With a gentle jerk and the familiar perceptual uplift, I felt the parachute fluttering open above me. A quick look skyward showed the gradually expanding panels of my red and blue canopy. The slider cruised down the tightening stabilizing lines. I breathed easy, and shifted my gaze toward the landing zone 3000 feet below and to my left. Another fantastic freefall!
I instinctively reached above my head for my brake loops, and sliding my hands into them, I pulled down purposefully. The left handle came free easily, but the right didn’t budge. Immediately, the left side of my canopy dipped and pulled into a tight left spiral. Confused, I let up on the left handle, and the canopy leveled out. I looked up again, only then spotting the tight knot that prevented my right brake loop from un-stowing. Without the ability to bring both handles down evenly, my steering ability was severely restricted. I yanked on the right side several times, but it was clearly not about to loosen. And I was still descending in the direction of several aircraft hangars.
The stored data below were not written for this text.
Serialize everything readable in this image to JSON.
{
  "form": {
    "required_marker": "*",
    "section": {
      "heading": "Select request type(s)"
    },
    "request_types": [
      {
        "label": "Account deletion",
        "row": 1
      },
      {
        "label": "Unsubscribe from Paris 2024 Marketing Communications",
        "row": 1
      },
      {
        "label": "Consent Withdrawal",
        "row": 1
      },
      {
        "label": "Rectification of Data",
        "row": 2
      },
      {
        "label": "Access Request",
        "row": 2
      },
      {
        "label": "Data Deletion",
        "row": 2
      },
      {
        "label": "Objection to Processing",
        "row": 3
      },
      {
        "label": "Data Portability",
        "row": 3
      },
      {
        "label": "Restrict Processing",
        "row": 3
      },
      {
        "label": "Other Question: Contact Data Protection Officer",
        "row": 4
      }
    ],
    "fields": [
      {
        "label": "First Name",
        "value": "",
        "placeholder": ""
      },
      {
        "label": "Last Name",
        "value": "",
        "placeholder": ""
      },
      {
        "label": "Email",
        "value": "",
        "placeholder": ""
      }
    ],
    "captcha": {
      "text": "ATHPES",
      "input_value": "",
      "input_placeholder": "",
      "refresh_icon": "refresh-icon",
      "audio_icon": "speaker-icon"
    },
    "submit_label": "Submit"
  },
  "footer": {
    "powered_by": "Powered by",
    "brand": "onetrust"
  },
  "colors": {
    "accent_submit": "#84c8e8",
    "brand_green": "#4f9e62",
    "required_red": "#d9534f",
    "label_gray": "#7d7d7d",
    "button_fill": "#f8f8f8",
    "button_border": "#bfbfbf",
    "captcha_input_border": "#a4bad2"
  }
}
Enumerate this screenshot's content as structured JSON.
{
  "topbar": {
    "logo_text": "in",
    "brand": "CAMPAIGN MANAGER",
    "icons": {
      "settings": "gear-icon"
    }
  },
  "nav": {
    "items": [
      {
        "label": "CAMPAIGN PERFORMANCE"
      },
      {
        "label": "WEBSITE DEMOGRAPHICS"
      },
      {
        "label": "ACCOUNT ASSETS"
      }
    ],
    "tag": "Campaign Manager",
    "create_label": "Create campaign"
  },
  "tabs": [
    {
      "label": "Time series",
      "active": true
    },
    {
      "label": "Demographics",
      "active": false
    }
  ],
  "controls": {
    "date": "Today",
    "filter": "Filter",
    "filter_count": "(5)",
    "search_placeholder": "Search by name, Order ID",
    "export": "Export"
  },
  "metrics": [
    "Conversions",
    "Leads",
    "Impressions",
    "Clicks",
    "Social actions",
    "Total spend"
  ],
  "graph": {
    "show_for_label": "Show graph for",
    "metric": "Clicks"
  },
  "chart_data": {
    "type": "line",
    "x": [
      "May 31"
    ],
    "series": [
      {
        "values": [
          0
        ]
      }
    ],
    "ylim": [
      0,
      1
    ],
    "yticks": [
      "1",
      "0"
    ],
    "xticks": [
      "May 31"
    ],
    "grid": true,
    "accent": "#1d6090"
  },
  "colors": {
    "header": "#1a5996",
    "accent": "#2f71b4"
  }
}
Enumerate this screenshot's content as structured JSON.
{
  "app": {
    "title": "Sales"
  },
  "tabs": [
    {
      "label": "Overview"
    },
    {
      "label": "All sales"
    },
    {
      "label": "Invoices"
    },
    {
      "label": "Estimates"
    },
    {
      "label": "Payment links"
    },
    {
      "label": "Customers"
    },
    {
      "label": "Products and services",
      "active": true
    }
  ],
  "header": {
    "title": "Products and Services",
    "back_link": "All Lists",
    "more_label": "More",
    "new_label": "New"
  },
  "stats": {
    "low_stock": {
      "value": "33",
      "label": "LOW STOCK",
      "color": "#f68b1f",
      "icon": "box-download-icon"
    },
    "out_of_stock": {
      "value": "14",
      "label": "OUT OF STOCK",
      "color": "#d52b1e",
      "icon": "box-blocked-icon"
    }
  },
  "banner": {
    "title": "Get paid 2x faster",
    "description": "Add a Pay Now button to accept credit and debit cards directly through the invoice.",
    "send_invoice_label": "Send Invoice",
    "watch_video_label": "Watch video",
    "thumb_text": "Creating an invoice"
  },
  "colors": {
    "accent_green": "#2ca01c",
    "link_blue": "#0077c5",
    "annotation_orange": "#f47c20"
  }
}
I quickly checked my altimeter. 2500 feet. Reaching up with both hands, I tried working my fingers into the knotted mess above my right shoulder. Damn, I wish I had finger nails! No luck. The knot smiled down at me with an evil grin. 2200 feet now. Rear risors, I thought. I can steer with my rear risors. Essentially, this entails not pulling directly on the steering lines, but rather controlling your flight (and eventual landing) by manhandling the entire shoulder straps. It’s something I’d trained on before, so it would be possible, but not ideal. 2100 feet.
I should point out that while I had a reserve parachute, I’d never used it before, and just the thought scared the dickens out of me. That’s why you have it, my mind raced. 2000 feet, a beeping in my ear announced my pre-determined “decision altitude.” Within skydiving, this is the altitude at which you either get rid of a malfunctioning main canopy and put your faith in your reserve chute, or you ride the main all the way to the ground.
In an instant, I made my decision, and uttering a few timely four-letter words, I locked my eyes on my reserve handle and reached for my cutaway handle on the right side of my chest. I pulled. By the time my hands got to my reserve handle and pulled it, my reserve parachute was already fluttering overhead. Two minutes later, I touched down on target and as gently as I ever had. What a feeling!
Thinking back on that afternoon, what I remember most is the feeling in those seconds when my main parachute released and my reserve chute opened. It was painless. It was completely controlled. And it went exactly as I’d been told it would.
Sometimes in our careers, the most fearful occurrence is that which we haven’t before experienced. Often it’s the anticipation of the unknown that freaks us out more than the actual experience itself. In skydiving, as in life, the key is in thinking ahead, planning, and rehearsing for the eventualities and possibilities that we may face. And don’t forget to set your own “decision altitude,” at which you MUST make a decision to move….or NOT.
If we’ve visualized and practiced enough, when the time comes to jettison a project, job, or entire career, will we still be gripped with fear? Probably so….but we just may find that the transition to our reserve parachute is smoother and easier than we ever expected.